Big Data is currently a word that is flying through the industry with many organizations pondering its value, virtues and implementation strategies to harness the benefits. Countless organizations’ understanding is that this data, when tapped into accurately, can offer a host of benefits including market intelligence and competitive advantage. However, one challenge many organizations still stand against is grasping what big data really is and where to start to take advantage of it.
Nonetheless, there are still a number of myths surrounding big data and distinguishing myth from reality is the first step. Some of these myths include:
– Big data is about external data: Experts extrapolate that most organizations only analyze 12 percent of their internal data. Big data is about making the data you have work for you in extraordinary ways. External data sources may be included to bring more insight but this is not the main focal point for many organizations.
– Big data is about size: On average, an Enterprise Data Warehouse (EDW) houses about 15 Terabytes (TB) of data. Additionally, an average Hadoop installation increases from 150TB to 200TB. Therefore, big data is bigger than your existing data warehouse however, only by an order of magnitude. Some entities such as the government store yottabytes and exabytes of information.
– Big data means in-memory (in-memory enables users to have immediate access to right information): Shifting your existing Search and Query Language (SQL) processing to in-memory databases will reduce processing times however, this does not allow you to gain new insights, though, but it helps you save time in acquiring the correct info and in so doing the information can be extrapolated to behold novel insights, but the former supposition still holds-in-memory only helps you get the right information, what happens next or how that information is used depends on the organization. This data allows us to answer new questions without depending on structured schemas – whether in memory or not. Although in-memory is great for high speed decision-making on data sets, big data analytics are often batch in nature.
– We can use our existing technology: When relational databases entered the main stream about two decades ago, developers had to learn new skills, such as SQL. The big data revolution will also require people to acquaint themselves with new skills if we are to take full advantage of the benefits of unstructured data sets. SQL is not a long term solution to exploit big data.
– Big data is about Hadoop. Although a range of technologies and platforms can be used both to support and implement big data analytics, Hadoop is the preferred platform of over 80% of big data implementations. Unlike the others, this myth is largely true – any serious big data analytics solution is likely to be based on Hadoop. Hadoop addresses key big data challenges allowing you to consolidate both structured and unstructured data quickly and provides cheap, scalable storage and analytics power. (Hadoop is an open-source software framework for storing and processing big data in a distributed fashion n large clusters of commodity hardware.
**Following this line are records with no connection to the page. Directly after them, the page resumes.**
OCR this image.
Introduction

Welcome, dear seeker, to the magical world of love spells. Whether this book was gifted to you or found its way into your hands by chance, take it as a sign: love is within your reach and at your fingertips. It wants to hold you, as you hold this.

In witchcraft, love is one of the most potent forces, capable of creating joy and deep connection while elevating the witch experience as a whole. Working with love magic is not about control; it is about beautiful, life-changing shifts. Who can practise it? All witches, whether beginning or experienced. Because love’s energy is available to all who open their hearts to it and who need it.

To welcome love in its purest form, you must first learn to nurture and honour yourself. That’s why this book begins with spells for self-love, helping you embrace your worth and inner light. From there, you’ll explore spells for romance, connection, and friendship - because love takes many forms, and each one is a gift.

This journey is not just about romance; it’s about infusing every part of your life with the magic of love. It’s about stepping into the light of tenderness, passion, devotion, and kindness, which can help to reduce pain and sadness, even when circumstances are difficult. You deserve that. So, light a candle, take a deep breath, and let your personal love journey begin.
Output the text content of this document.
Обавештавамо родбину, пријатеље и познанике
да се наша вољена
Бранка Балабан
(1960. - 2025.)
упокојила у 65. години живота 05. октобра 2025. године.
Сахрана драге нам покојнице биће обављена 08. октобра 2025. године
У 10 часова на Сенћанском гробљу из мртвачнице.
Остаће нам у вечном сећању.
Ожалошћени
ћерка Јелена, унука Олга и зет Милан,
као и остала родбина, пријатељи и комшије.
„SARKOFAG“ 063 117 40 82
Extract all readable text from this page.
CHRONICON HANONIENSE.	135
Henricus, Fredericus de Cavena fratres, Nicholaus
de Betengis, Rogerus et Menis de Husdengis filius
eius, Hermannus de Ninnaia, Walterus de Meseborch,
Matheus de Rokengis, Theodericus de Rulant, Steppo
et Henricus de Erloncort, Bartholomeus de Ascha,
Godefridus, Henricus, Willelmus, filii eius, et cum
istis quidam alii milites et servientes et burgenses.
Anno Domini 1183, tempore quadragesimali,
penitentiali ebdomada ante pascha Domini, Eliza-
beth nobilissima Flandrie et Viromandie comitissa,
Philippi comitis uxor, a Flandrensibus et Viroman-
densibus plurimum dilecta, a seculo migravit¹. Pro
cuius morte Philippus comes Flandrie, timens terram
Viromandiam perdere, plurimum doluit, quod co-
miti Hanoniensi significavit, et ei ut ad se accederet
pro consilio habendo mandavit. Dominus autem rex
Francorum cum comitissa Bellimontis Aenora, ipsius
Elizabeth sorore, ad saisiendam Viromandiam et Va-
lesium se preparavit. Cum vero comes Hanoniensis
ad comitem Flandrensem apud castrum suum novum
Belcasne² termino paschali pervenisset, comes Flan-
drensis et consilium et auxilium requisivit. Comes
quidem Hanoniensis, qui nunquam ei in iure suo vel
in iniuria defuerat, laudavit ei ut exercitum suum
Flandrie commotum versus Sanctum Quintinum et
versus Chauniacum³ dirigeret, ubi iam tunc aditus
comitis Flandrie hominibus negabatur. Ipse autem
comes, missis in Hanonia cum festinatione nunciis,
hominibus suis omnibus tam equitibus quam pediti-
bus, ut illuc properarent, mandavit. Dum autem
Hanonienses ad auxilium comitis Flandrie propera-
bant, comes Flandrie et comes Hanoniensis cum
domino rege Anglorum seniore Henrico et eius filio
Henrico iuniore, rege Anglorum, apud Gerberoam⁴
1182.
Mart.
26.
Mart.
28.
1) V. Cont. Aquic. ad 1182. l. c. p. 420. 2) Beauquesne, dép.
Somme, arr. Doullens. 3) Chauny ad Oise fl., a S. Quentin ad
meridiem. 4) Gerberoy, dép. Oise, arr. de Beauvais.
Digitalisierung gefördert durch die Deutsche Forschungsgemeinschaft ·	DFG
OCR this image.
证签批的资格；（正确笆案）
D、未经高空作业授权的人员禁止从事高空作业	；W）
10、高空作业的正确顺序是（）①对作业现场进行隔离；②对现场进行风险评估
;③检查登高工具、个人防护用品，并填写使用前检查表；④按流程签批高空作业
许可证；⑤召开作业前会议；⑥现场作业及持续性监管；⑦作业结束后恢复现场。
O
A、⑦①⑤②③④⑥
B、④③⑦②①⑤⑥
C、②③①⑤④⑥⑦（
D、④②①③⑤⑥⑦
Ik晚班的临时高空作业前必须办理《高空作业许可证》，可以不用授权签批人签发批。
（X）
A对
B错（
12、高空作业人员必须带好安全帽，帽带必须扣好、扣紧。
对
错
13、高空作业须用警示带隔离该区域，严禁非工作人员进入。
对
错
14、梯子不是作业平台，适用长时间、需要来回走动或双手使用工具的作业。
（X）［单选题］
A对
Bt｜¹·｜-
Essentially, it accomplishes two tasks-massive data storage and faster processing: Source: SAS.)
– Big data is free: Although infrastructure costs are relatively low, the labor costs are relatively high. Companies that reduce their dependency on big development teams – by exploiting easier to use platforms and supporting self-service – will get insights quicker, stay ahead of their competitors, and have a lower total cost over those that spend years on reinventing code themselves.
– Big data is an IT problem: Big data must have clear business goals to ensure intelligence is harnessed – this is not an IT problem but rather a business issue. Big data is about finding the answers to critical questions about your customers, your channels, your markets and your products that can differentiate you from your competition, improve your customer’s experience with you, and make you money.
– Big data is too complicated – Big data requires new skills and approaches. As yet, modern self-service data discovery platforms, such as Datameer, exist to shield you from the technical complexity and allow you to deliver quickly and easily.
– We need a data scientist: Most companies will be able to deliver big data analytics using a team of existing staff – business analysts, business managers and statisticians that collaborate, using a shared platform, to design and deploy appropriate analytics. The clincher here is to focus on the business problem, not complex technology.
– No more data quality problems: More data will typically mean more data quality problems. Big data must be managed and assessed for data quality just as any other data is – if accurate and trusted insight is to be achieved.
– Big data is just ephemeral or a hype that will pass away: Big data is in its infancy in East Africa, colleagues and competitors in Europe and the USA are delivering real value – in areas such as fault management, customer experience management, market driven pricing, compliance projects, fraud management and much more. Big data is not just a fad; it is a vogue that is here to stay. Companies that act first could build an unassailable advantage over their slower moving competitors.
Clearly defining and understanding the common big data myths will allow an organization to fully comprehend where to begin.
A singular challenge that an organization will face, especially with regards to budgets, is whether to buy or build a solution. Building big data analytics using open source code could take a year or more, require scarce (and expensive) skills and may allow versatile rivals a critical head start. Packaged platforms can allow you to deliver insight in a matter of weeks, with minimal training and support for your existing people. Of course, an organization is not limited in developing both situations.
Big data is not as daunting as most assume it is, yet many organizations ‘drag their feet’ due to the misconceptions and misunderstandings surrounding big data. It can offer a wealth of information and value to an organization, giving them competitive advantage and ameliorating customer relationships. It is recommended that you opt for a solution that is already available such as Hadoop that offer brisk implementation and offers real value in a short period of time.